If I meet someone who has children, I automatically have something in common with them. If I meet someone from a different country or culture, I immediately have questions for them. If I meet someone with values or a worldview different from my own, I may be cautious around them. What we observe and learn about other people can draw us closer or create barriers. Similarities can be reassuring and differences can be threatening. But the differences between people don’t have to create barriers. Honoring both differences and similarities among people can actually help us break down barriers and celebrate our common humanity.
Here at LOPC, we’re teaching children how to recognize and break down barriers to get to know other people better. Our Wednesday afternoon children’s program, Kids Rock, incorporates small group formation sessions each week focused on learning how to appreciate and honor diversity. Using stories, games and activities, children engage in thinking about themselves and others through the lens of empathy, fairness and respect.
At the first small group session of our winter quarter in January, the topic was looking closely at ourselves. Our book of the day was “All the Colors We Are: The Story of How We Get Our Skin Color”. The children learned they get their skin color in three different ways: 1) from parents and ancestors, 2) from melanin – which are the tiny grains of coloring in our skin, and 3) from exposure to the sun.
During story time, some of the children said they didn’t know where their ancestors came from. So, we encouraged them to go home and ask their parents about their ancestors. One little boy was so eager to find out that he didn’t wait until he got home. He asked his mother (who was a volunteer) during the Kids Rock dinner and proudly reported where his ancestors came from.
In an activity to reinforce this theme, the children were asked to “name” the color of their skin. This was so much fun! The children used their wonderful imaginations to come up with a variety names for the color of their own skin. Here’s a sample of their responses: taffy, olive, dark tan, caramel, honey, light peach, rose, sand, rising sun, ginger ale, banana, toast, straw and wheat. The children wrote down all their ideas and put them on a poster to display. Take a look at the picture of our poster! Even a set of twins in the group didn’t have exactly the same skin color. The children decided that no one is really just black or white or another broad category of skin color. All of us are a range of beautiful colors.
Another volunteer parent sent feedback later about this particular small group topic in an e-mail: “I thought formation went very well. Got the kids talking and comparing – realizing no two skin colors are exactly the same. My two boys are still talking about it at home and parlayed it into conversations over MLK weekend too. Really positive.”

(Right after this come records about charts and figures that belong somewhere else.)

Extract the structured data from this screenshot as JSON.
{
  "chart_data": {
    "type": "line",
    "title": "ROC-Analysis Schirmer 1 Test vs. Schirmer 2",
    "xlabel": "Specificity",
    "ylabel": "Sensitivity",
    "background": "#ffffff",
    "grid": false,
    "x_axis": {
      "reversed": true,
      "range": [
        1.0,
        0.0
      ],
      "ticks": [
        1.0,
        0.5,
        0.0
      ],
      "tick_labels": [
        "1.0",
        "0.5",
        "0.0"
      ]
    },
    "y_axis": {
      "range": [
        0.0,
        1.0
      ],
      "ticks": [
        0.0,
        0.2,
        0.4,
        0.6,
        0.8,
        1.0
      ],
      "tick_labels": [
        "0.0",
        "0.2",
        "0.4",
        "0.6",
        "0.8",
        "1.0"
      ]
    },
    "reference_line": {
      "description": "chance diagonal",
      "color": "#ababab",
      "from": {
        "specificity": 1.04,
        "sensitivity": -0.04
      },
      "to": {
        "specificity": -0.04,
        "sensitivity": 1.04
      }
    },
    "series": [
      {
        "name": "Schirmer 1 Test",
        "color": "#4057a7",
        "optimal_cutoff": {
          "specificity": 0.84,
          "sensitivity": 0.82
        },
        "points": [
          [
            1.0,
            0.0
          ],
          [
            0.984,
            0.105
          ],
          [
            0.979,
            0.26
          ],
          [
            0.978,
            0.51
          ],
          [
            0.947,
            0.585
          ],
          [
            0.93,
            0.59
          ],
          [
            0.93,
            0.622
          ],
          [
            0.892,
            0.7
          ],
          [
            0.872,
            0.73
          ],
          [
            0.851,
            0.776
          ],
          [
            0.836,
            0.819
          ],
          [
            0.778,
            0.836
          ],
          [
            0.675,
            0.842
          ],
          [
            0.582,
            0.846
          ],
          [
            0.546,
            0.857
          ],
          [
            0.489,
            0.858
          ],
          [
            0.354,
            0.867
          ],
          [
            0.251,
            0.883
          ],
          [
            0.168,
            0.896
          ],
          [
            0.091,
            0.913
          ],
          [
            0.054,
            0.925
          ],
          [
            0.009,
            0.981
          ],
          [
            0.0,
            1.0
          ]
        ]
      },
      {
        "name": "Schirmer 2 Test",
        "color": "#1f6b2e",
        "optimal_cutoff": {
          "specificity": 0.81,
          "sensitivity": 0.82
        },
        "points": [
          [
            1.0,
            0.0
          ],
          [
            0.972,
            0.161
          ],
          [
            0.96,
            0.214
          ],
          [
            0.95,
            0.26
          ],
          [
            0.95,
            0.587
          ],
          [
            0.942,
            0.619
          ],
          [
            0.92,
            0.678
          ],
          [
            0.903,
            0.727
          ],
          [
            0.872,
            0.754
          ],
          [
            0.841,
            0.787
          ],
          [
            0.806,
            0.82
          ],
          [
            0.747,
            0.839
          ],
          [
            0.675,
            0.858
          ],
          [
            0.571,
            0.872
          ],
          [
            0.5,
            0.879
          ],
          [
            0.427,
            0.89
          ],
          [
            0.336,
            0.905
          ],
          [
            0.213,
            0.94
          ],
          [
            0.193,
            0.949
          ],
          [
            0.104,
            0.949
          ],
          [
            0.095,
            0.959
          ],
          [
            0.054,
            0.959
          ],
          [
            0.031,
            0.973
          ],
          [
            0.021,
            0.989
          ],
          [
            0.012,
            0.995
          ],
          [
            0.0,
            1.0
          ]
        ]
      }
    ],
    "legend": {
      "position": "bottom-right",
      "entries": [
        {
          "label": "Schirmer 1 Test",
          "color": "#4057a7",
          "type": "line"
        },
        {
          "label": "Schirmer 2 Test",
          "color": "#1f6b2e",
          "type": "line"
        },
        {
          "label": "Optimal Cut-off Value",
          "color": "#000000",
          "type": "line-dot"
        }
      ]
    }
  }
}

Teaching children to recognize and honor differences and similarities among people aligns us with the life and mission of Jesus. Jesus broke down barriers between people all the time. Jesus taught that all were welcome at the banquet table – the women, the children, the sick, the poor, the sinner, the outcast, the stranger, and the foreigner. When we honor and respect the beautiful diversity of all people – and teach that to our children – we’re breaking down barriers too.